Загрузка видео...

Не удалось загрузить видео

Возникла проблема при загрузке этого видео. Это может быть связано с временными проблемами сети или видео может быть недоступно.

На главную

GROK 5. the first 7 trillion parameter model

🍓🍓🍓

104,220 subscribers

39,839 просмотров • 6 месяцев назад •via X (Twitter)

Anya Rossi• Live Now

Private livecam show

Комментарии: 0

Нет доступных комментариев

Здесь появятся комментарии из оригинального поста

Похожие видео

ELON MUSK: "Grok 5 will be the largest model, a 6 trillion parameter model, whereas Grok 3 and 4 are based on a 3 trillion parameter model.
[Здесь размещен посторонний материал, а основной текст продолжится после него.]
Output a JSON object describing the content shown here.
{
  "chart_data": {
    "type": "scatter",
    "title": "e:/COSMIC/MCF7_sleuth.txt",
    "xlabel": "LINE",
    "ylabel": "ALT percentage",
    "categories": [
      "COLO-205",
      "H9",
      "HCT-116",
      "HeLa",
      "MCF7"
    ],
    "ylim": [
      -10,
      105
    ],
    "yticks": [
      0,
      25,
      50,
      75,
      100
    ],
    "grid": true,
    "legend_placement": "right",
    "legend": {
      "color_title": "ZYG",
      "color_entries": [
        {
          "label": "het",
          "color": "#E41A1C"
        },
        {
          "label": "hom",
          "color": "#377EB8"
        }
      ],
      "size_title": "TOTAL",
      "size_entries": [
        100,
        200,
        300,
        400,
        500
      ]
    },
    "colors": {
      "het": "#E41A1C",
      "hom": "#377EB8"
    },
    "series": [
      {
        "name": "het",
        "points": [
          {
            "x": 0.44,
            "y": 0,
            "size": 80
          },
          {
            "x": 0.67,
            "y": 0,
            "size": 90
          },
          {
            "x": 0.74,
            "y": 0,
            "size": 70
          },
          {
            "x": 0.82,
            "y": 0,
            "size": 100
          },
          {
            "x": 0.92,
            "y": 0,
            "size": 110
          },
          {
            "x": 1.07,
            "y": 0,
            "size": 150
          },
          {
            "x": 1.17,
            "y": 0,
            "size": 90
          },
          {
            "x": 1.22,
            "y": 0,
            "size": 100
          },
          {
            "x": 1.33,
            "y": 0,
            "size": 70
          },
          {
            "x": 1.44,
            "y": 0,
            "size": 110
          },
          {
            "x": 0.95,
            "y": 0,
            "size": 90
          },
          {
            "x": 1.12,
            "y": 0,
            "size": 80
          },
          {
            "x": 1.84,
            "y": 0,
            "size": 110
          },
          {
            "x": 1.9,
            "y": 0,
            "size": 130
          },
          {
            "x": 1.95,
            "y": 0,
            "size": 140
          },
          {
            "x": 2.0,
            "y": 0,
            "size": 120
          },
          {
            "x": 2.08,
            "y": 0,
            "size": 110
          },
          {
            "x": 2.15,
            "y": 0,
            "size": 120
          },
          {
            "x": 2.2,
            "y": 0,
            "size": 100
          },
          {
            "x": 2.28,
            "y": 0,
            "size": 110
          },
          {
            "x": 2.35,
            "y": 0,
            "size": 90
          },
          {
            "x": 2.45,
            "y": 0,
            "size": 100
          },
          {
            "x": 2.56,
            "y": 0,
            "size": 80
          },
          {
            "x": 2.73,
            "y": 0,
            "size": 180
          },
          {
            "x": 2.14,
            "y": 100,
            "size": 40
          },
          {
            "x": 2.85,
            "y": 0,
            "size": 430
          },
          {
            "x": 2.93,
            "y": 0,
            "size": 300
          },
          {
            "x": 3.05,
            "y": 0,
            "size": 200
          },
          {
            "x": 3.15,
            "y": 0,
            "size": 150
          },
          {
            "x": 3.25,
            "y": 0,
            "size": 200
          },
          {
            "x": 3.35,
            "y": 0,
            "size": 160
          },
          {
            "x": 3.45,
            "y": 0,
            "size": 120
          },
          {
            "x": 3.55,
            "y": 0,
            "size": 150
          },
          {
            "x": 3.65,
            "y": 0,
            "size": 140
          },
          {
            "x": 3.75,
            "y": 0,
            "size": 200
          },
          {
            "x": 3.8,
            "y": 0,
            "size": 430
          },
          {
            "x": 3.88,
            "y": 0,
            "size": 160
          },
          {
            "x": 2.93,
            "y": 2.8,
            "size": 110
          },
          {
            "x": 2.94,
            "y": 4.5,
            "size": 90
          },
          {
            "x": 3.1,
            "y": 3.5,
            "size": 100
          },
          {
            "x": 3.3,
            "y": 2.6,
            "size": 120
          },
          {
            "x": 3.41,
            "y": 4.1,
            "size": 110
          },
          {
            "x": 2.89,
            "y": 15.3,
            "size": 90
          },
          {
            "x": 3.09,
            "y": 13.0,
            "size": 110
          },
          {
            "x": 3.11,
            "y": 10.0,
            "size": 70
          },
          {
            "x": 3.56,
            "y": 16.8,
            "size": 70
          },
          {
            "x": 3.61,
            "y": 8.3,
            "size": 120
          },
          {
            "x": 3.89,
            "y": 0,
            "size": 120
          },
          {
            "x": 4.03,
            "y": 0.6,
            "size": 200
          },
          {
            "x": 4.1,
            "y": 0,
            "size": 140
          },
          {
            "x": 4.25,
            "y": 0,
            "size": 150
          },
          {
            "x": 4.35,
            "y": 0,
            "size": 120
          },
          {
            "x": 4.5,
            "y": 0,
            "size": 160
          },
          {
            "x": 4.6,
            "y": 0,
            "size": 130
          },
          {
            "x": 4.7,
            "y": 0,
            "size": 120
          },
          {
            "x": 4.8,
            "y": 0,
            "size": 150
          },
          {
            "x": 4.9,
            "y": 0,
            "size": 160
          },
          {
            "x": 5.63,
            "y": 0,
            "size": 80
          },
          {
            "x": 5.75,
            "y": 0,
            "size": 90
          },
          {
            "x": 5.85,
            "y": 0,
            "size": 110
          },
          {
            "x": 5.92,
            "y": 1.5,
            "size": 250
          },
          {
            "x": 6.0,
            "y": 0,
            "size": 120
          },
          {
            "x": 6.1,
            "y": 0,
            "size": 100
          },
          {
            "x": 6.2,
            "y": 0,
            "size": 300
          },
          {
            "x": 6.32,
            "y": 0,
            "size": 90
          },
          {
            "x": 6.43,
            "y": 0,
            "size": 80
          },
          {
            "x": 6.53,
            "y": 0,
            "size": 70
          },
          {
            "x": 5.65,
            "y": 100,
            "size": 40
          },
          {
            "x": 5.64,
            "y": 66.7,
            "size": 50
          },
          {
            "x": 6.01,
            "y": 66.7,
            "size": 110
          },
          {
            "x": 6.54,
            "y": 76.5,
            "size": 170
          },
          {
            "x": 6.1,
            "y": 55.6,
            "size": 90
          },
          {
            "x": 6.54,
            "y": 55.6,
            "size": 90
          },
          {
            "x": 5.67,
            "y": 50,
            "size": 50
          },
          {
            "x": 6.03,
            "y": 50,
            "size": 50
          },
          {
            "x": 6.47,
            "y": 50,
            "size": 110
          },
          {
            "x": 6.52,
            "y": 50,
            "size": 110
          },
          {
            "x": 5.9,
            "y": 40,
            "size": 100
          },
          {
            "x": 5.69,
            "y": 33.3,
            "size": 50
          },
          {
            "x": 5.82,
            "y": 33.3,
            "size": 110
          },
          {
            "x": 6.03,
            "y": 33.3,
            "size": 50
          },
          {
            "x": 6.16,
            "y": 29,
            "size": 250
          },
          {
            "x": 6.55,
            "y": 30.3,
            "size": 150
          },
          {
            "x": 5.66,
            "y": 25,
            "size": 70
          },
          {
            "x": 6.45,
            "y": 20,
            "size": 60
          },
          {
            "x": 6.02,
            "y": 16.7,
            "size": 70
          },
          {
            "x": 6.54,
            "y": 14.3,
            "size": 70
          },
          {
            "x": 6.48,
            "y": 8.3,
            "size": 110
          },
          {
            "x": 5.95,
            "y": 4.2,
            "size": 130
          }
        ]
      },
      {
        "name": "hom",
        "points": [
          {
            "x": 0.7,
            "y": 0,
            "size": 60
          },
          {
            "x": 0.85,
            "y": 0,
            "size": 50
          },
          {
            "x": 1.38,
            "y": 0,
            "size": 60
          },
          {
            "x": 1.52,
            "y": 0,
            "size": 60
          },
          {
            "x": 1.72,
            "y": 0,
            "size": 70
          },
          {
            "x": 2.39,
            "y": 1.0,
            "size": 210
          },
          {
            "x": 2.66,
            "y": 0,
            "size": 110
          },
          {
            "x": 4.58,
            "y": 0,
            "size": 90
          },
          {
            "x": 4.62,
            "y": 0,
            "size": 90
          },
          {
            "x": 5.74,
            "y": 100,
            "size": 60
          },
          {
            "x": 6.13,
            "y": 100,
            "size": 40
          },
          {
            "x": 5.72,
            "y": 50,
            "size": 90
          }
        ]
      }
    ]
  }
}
Moreover, the 6 trillion parameters will have a much higher intelligence density per gigabyte. Its really going to feel Sentient."

ELON MUSK: "Grok 5 will be the largest model, a 6 trillion parameter model, whereas Grok 3 and 4 are based on a 3 trillion parameter model. Moreover, the 6 trillion parameters will have a much higher intelligence density per gigabyte. Its really going to feel Sentient."

DogeDesigner

322,242 просмотров • 8 месяцев назад

The Grok 5 model has a massive 6 trillion parameters plus much higher intelligence density. 2026 is going to be exciting! 🧠 Thanks Elon Musk !

The Grok 5 model has a massive 6 trillion parameters plus much higher intelligence density. 2026 is going to be exciting! 🧠 Thanks Elon Musk !

Michael Dell 🇺🇸

1,616,317 просмотров • 8 месяцев назад

Its here ! Grok 4.5 is now the model being used for Expert and Heavy modes on Grok Web and Apps. Using Grok Heavy now shows 4 agents using Grok v9 aka Grok 4.5 where it previously used 16 agents with the older models. Now we can use SpaceXAI's latest 1.5T parameter model anywhere!

Its here ! Grok 4.5 is now the model being used for Expert and Heavy modes on Grok Web and Apps. Using Grok Heavy now shows 4 agents using Grok v9 aka Grok 4.5 where it previously used 16 agents with the older models. Now we can use SpaceXAI's latest 1.5T parameter model anywhere!

️

68,272 просмотров • 9 дней назад

⚡️ JUST IN: MUSK LAUNCHES GROK 4.5, CALLING IT "OPUS-CLASS" AI MODEL Musk just released Grok 4.5 on Grok Build, Cursor, and the SpaceXAI Console, calling it an "Opus-class" AI model. He says it is faster, more token-efficient and lower cost, with EU access expected by mid-July. Built on a 1.5 TRILLION parameter foundation model, it drops the same day as OpenAI's GPT-5.6. API pricing is $2 per million input tokens and $6 per million output tokens.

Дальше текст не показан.